LCSW, 16 years of experience
New to Grow
After sixteen years in this field, I’ve learned that most people don’t come to therapy because they want a new coping skill — they come because they’re done white-knuckling their way through life. I can help with that. I don’t believe in quick fixes or surface-level strategies. I help people get to the root of what’s really driving the patterns, reactions, or disconnection that keep showing up. Once you see it clearly, change stops feeling impossible — it becomes a possibility. My approach is relational, honest, warm and curious. I’m not a “smile and nod” therapist. I’ll ask questions that might stop you mid-sentence — not to catch you off guard, but to help you connect dots you’ve never considered before. I use evidence-based trauma treatments like EMDR and Accelerated Resolution Therapy (ART), as well as Emotionally Focused Therapy (EFT) for couples. For those who want it, I integrate a Christian faith perspective — not as a script, but as another layer of meaning and hope. I also draw from nutritional psychiatry because, frankly, mental health isn’t just “in your head.” The mind-body connection matters — and the science backs that up.
The first session is less about me analyzing you and more about us getting a feel for how we work together. My goal is that you leave with a sense of direction—not fixed, but clearer on what’s been happening and what could actually help. Clients often tell me they leave our first session feeling lighter, clearer, and relieved — that something finally clicked. When I hear, “I never connected those dots before,” I know we’re getting somewhere meaningful.
My greatest strengths as a clinician are warmth, experience, and a sense of humor that keeps hard work human. I draw from years of advanced training but never take a one-size-fits-all approach.

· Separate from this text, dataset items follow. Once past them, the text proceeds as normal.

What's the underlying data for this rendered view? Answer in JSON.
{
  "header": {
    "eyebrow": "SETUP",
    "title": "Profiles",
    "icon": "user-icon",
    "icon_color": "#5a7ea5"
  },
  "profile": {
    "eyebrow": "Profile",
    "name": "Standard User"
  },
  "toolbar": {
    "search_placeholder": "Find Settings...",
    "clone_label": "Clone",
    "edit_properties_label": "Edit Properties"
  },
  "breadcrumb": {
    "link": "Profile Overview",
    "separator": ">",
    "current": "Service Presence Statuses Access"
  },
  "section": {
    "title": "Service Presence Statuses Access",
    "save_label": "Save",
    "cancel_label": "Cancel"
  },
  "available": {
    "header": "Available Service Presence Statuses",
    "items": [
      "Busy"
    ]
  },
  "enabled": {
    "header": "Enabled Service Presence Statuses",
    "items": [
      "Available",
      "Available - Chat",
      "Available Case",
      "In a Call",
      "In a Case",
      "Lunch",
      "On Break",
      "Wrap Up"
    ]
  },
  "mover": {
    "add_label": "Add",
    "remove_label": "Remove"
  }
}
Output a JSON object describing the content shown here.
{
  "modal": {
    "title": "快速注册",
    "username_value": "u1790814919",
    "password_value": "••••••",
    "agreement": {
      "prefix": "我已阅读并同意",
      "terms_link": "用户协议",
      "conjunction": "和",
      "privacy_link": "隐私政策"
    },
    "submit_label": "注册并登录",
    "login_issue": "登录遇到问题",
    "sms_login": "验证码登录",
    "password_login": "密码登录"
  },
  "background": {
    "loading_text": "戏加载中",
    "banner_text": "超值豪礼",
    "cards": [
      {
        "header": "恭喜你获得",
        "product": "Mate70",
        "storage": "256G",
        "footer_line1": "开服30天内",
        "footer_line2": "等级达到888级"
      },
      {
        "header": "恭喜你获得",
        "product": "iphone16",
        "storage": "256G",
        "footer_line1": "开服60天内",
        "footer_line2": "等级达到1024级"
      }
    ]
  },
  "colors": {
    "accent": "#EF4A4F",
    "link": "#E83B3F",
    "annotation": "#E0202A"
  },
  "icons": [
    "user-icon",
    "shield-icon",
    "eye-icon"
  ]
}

Most of the people who find me are strong on paper and quietly exhausted in real life. They’ve built careers, families, and done amazing things while ignoring the knot in their chest that never really goes away. They’ve read the books, tried unsucsessfully to numb, or tried to think their way out of it — but something deeper still runs the show. I tend to work with people who are done pretending “fine” is good enough. They’re ready to stop spinning and start understanding what’s actually keeping them stuck. Some come from military or first responder or traumatic backgrounds where strength is mandatory but softness is foreign. Others are couples who still care about each other but can’t seem to stop circling the same arguments. Faith sometimes plays a role, too. Some of my clients want a space where they can bring both their faith and their questions without being preached at. If you value honesty, intelligence, and a little humor in the middle of hard work, we’ll probably get along. My clients don’t want endless coping tools or a pep talk. They want clarity, insight, and real change that holds up when life gets loud again.
EMDR is incredibly effective to treat the core of an upsetting or traumatic memory in a discreet way. I have practiced EMDR since 2017.